Im Jahr 1942 entstand in Prag eine makabere Sammlung: Was die Nazis als "Jüdisches Zentralmuseum" bezeichneten, waren die Hinterlassenschaften von deportierten Juden und aufgelösten Kultusgemeinden.
Die Vorgeschichte
Die Geschichte des Jüdischen Museums in Prag beginnt 1906. Als man das alte jüdische Ghetto sanierte, wurden mehrere Synagogen geschlossen und deren Kultgegenstände als kleine Ausstellung aufbewahrt.
Heutiges Museum wurzelt in der NS-Zeit
Wie sich das Museum heute präsentiert, geht auf die Zeit der NS-Herrschaft zurück. Als im nationalsozialistischen Protektorat Böhmen und Mähren systematisch die Juden ins Konzentrationslager Theresienstadt deportiert wurden, überlegten die Besatzer, was mit den religiösen Wertgegenständen geschehen sollte, sagt der Berliner Historiker Dirk Rupnow.
Diese konnten nicht wie Wohnungen, Schmuck oder Konten "arisiert" werden.
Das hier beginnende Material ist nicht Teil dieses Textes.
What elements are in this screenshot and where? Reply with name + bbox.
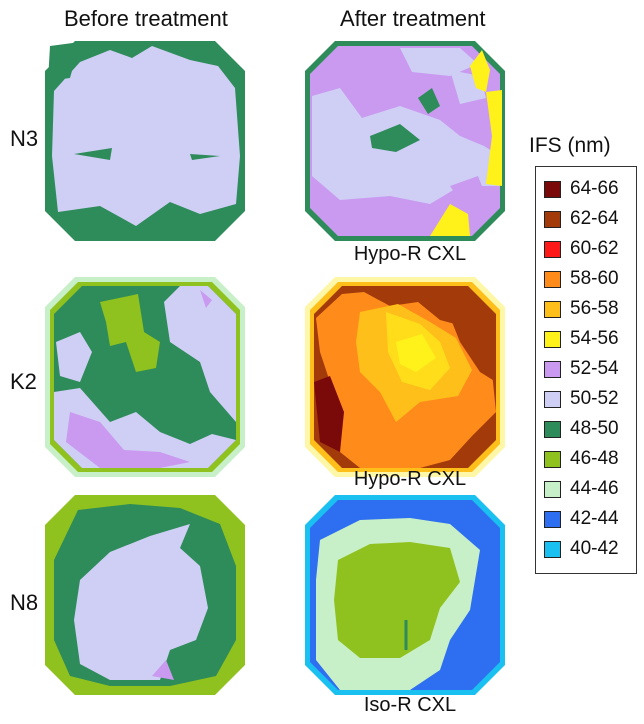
legend-item-52-54: 52-54	[544, 355, 619, 383]
legend-label: 62-64	[570, 208, 619, 229]
column-header-after: After treatment	[340, 6, 486, 31]
legend: 64-66 62-64 60-62 58-60 56-58 54-56 52-5…	[535, 166, 637, 574]
legend-item-50-52: 50-52	[544, 385, 619, 413]
legend-swatch	[544, 240, 561, 258]
n8-treatment-caption: Iso-R CXL	[363, 694, 457, 716]
legend-item-62-64: 62-64	[544, 205, 619, 233]
legend-item-46-48: 46-48	[544, 445, 619, 473]
legend-label: 56-58	[570, 298, 619, 319]
legend-item-40-42: 40-42	[544, 535, 619, 563]
legend-swatch	[544, 270, 561, 288]
legend-label: 48-50	[570, 418, 619, 439]
row-label-n3: N3	[10, 126, 39, 151]
legend-label: 64-66	[570, 178, 619, 199]
legend-swatch	[544, 210, 561, 228]
legend-item-48-50: 48-50	[544, 415, 619, 443]
legend-item-54-56: 54-56	[544, 325, 619, 353]
legend-swatch	[544, 300, 561, 318]
k2-treatment-caption: Hypo-R CXL	[353, 468, 467, 490]
legend-item-56-58: 56-58	[544, 295, 619, 323]
legend-label: 60-62	[570, 238, 619, 259]
row-label-n8: N8	[10, 590, 39, 615]
legend-label: 52-54	[570, 358, 619, 379]
legend-swatch	[544, 360, 561, 378]
legend-swatch	[544, 480, 561, 498]
legend-item-64-66: 64-66	[544, 175, 619, 203]
legend-item-60-62: 60-62	[544, 235, 619, 263]
legend-swatch	[544, 330, 561, 348]
n3-after-map	[305, 41, 505, 241]
n3-before-map	[45, 41, 245, 241]
legend-label: 54-56	[570, 328, 619, 349]
legend-title: IFS (nm)	[529, 134, 611, 157]
legend-item-44-46: 44-46	[544, 475, 619, 503]
legend-swatch	[544, 540, 561, 558]
k2-before-map	[45, 277, 245, 477]
legend-swatch	[544, 390, 561, 408]
column-header-before: Before treatment	[64, 6, 228, 31]
legend-item-42-44: 42-44	[544, 505, 619, 533]
legend-label: 44-46	[570, 478, 619, 499]
row-label-k2: K2	[10, 369, 37, 394]
legend-item-58-60: 58-60	[544, 265, 619, 293]
k2-after-map	[305, 277, 505, 477]
legend-swatch	[544, 450, 561, 468]
legend-label: 40-42	[570, 538, 619, 559]
n8-before-map	[45, 495, 245, 695]
legend-label: 50-52	[570, 388, 619, 409]
legend-label: 46-48	[570, 448, 619, 469]
legend-swatch	[544, 180, 561, 198]
legend-swatch	[544, 510, 561, 528]
legend-label: 42-44	[570, 508, 619, 529]
n3-treatment-caption: Hypo-R CXL	[353, 243, 467, 265]
legend-swatch	[544, 420, 561, 438]
legend-label: 58-60	[570, 268, 619, 289]
n8-after-map	[305, 495, 505, 695]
Für die tausenden Bücher und Kultobjekte fand sich eine Lösung, die der Bürokratie der Vernichtungsmaschinerie entsprach: Vor ihrer Deportation mussten die tschechischen Juden ihr religiöses und kultisches Hab und Gut auflisten, verpacken und nach Prag schicken ¿ praktisch als ihre eigenen Nachlassverwalter.
Inventarisierung und Archivierung
Im August 1942 begannen jüdische Wissenschafter mit der Inventarisierung der einlangenden religiösen Wertgegenstände. Tausende Bücher, Torah-Rollen, Gebetsmäntel, Manuskripte und Kultgegenstände sammelten sich an. Sie wurden gelagert, in Schaukästen gestellt oder für symbolisierte Szenen aus dem jüdischen Alltag verwendet, Wachspuppen dienten der Veranschaulichung.
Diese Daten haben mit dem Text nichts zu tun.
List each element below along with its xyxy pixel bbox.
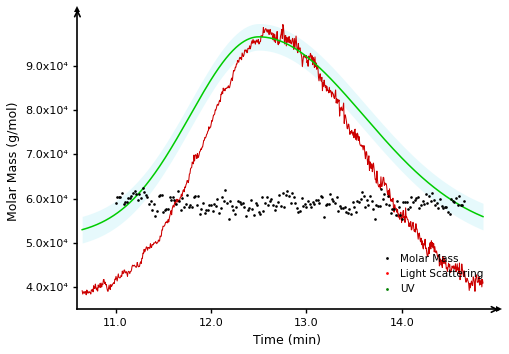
Y-axis label: Molar Mass (g/mol): Molar Mass (g/mol) <box>7 101 20 221</box>
Legend: Molar Mass, Light Scattering, UV: Molar Mass, Light Scattering, UV <box>372 250 488 298</box>
X-axis label: Time (min): Time (min) <box>253 334 321 347</box>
Doch auch wenn es die Bezeichnung Museum erhalten hatte, öffentlich zugänglich war das "Jüdische Zentralmuseum" nicht. Es wurde nur von NS-Funktionären und Prager SS-Leuten betreten, sagt der Historiker Rupnow.
Wer war der Urheber?
Wessen Idee die Gründung des Zentralmuseums war, lasse sich nur schwer beantworten, sagt Rupnow. Bisher gebe es keinen Hinweis dafür, dass dieses Museum in Berlin überhaupt bekannt war.
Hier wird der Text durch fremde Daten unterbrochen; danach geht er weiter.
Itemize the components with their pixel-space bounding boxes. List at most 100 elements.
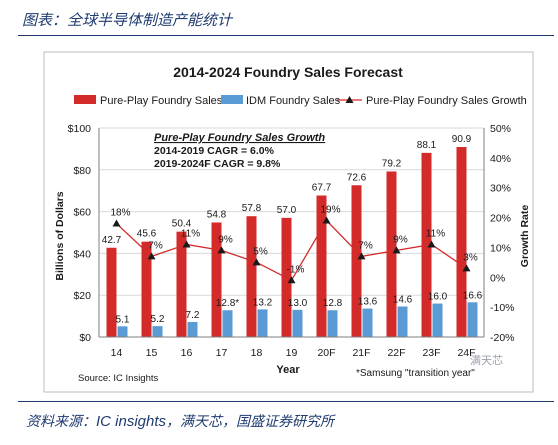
bar-label-idm: 12.8* — [216, 298, 239, 309]
x-tick-label: 24F — [457, 347, 475, 359]
x-tick-label: 16 — [181, 347, 193, 359]
growth-marker — [252, 258, 261, 266]
x-tick-label: 23F — [422, 347, 440, 359]
bar-label-pure-play: 57.8 — [242, 203, 262, 214]
y2-tick-label: 0% — [490, 272, 505, 284]
bar-label-pure-play: 42.7 — [102, 235, 122, 246]
cagr-line-2: 2019-2024F CAGR = 9.8% — [154, 158, 281, 170]
bar-label-pure-play: 72.6 — [347, 172, 367, 183]
legend-swatch-idm — [221, 95, 243, 104]
y2-tick-label: 10% — [490, 242, 511, 254]
footnote: *Samsung "transition year" — [356, 368, 475, 379]
report-header: 图表：全球半导体制造产能统计 — [0, 0, 558, 36]
growth-label: 11% — [426, 228, 445, 239]
growth-label: 5% — [253, 246, 268, 257]
growth-label: 7% — [358, 240, 373, 251]
bar-label-idm: 5.1 — [116, 314, 130, 325]
x-tick-label: 17 — [216, 347, 228, 359]
bar-pure-play — [141, 241, 152, 337]
chart-title: 2014-2024 Foundry Sales Forecast — [173, 64, 403, 80]
growth-label: 11% — [181, 228, 200, 239]
bar-series: 42.7 45.6 50.4 54.8 57.8 57.0 67.7 72.6 79.2 88.1… — [102, 134, 483, 337]
bar-idm — [362, 308, 373, 337]
bar-label-pure-play: 79.2 — [382, 158, 402, 169]
x-tick-label: 15 — [146, 347, 158, 359]
bar-pure-play — [386, 171, 397, 337]
bar-idm — [257, 309, 268, 337]
growth-label: 9% — [393, 234, 408, 245]
bar-pure-play — [456, 147, 467, 337]
x-tick-label: 21F — [352, 347, 370, 359]
source-suffix: ，满天芯，国盛证券研究所 — [166, 414, 335, 430]
growth-marker — [287, 276, 296, 284]
growth-line-series: 18% 7% 11% 9% 5% -1% 19% 7% 9% 11% 3% — [110, 205, 478, 284]
bar-pure-play — [351, 185, 362, 337]
x-axis-title: Year — [276, 364, 300, 376]
bar-label-idm: 12.8 — [323, 298, 343, 309]
growth-label: 19% — [320, 205, 340, 216]
y2-tick-label: 20% — [490, 213, 511, 225]
bar-idm — [292, 309, 303, 337]
bar-pure-play — [106, 247, 117, 337]
bar-pure-play — [176, 231, 187, 337]
growth-marker — [427, 240, 436, 248]
bar-label-idm: 13.0 — [288, 298, 308, 309]
bottom-divider — [18, 401, 554, 402]
growth-marker — [462, 264, 471, 272]
y-axis-title: Billions of Dollars — [54, 191, 66, 280]
source-prefix: 资料来源： — [26, 414, 96, 430]
figure-caption: 图表：全球半导体制造产能统计 — [22, 11, 233, 29]
legend-marker-growth — [345, 96, 354, 103]
bar-label-pure-play: 45.6 — [137, 229, 157, 240]
y-tick-label: $0 — [79, 332, 91, 344]
growth-label: -1% — [287, 264, 305, 275]
growth-marker — [112, 219, 121, 227]
bar-idm — [327, 310, 338, 337]
bar-label-pure-play: 50.4 — [172, 219, 192, 230]
x-tick-label: 18 — [251, 347, 263, 359]
growth-marker — [217, 246, 226, 254]
y-tick-label: $100 — [68, 123, 92, 135]
x-tick-label: 14 — [111, 347, 123, 359]
bar-label-idm: 16.0 — [428, 292, 448, 303]
growth-marker — [322, 216, 331, 224]
y-tick-label: $60 — [73, 207, 91, 219]
bar-label-idm: 13.2 — [253, 297, 273, 308]
y-tick-label: $40 — [73, 248, 91, 260]
legend-label-pure-play: Pure-Play Foundry Sales — [100, 95, 223, 107]
bar-label-idm: 5.2 — [151, 314, 165, 325]
bar-idm — [152, 326, 163, 337]
y2-axis-title: Growth Rate — [519, 205, 531, 268]
y2-tick-label: -10% — [490, 302, 515, 314]
bar-label-idm: 16.6 — [463, 290, 483, 301]
growth-marker — [147, 252, 156, 260]
x-tick-label: 22F — [387, 347, 405, 359]
y2-tick-label: 40% — [490, 153, 511, 165]
bar-label-pure-play: 88.1 — [417, 140, 437, 151]
bar-label-idm: 14.6 — [393, 294, 413, 305]
bar-idm — [117, 326, 128, 337]
bar-label-idm: 7.2 — [186, 310, 200, 321]
growth-label: 18% — [110, 208, 130, 219]
bar-idm — [222, 310, 233, 337]
watermark-text: 满天芯 — [470, 354, 503, 367]
growth-marker — [357, 252, 366, 260]
top-divider — [18, 35, 554, 36]
bar-label-pure-play: 67.7 — [312, 183, 332, 194]
bar-pure-play — [211, 222, 222, 337]
bar-idm — [187, 321, 198, 337]
growth-label: 3% — [463, 252, 478, 263]
y-tick-label: $20 — [73, 290, 91, 302]
bar-pure-play — [246, 216, 257, 337]
bar-label-pure-play: 90.9 — [452, 134, 472, 145]
growth-marker — [182, 240, 191, 248]
bar-idm — [432, 303, 443, 337]
bar-label-pure-play: 54.8 — [207, 209, 227, 220]
growth-label: 9% — [218, 234, 233, 245]
y2-tick-label: 50% — [490, 123, 511, 135]
x-tick-label: 19 — [286, 347, 298, 359]
source-note: Source: IC Insights — [78, 373, 159, 384]
axes: $0 $20 $40 $60 $80 $100 -20% -10% 0% 10% 20% 30% 40%… — [68, 123, 515, 359]
bar-label-idm: 13.6 — [358, 297, 378, 308]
Einen "Masterplan" darüber, wie sich der NS-Staat nach dem "Endsieg" an die Juden erinnern wollte, habe es nicht gegeben. Für die Abwicklung des "Jüdischen Zentralmuseums" zuständig war Eichmanns Zentralstelle für jüdische Auswanderung in Prag.
Die Rolle der Mitarbeiter
Die Mitarbeiter und Wissenschafter des Museums waren Juden. Von 44 Mitarbeitern, so Rupnow, hat nur eine Kunsthistorikerin überlebt, die spätere Direktorin. Alle anderen wurden ermordet.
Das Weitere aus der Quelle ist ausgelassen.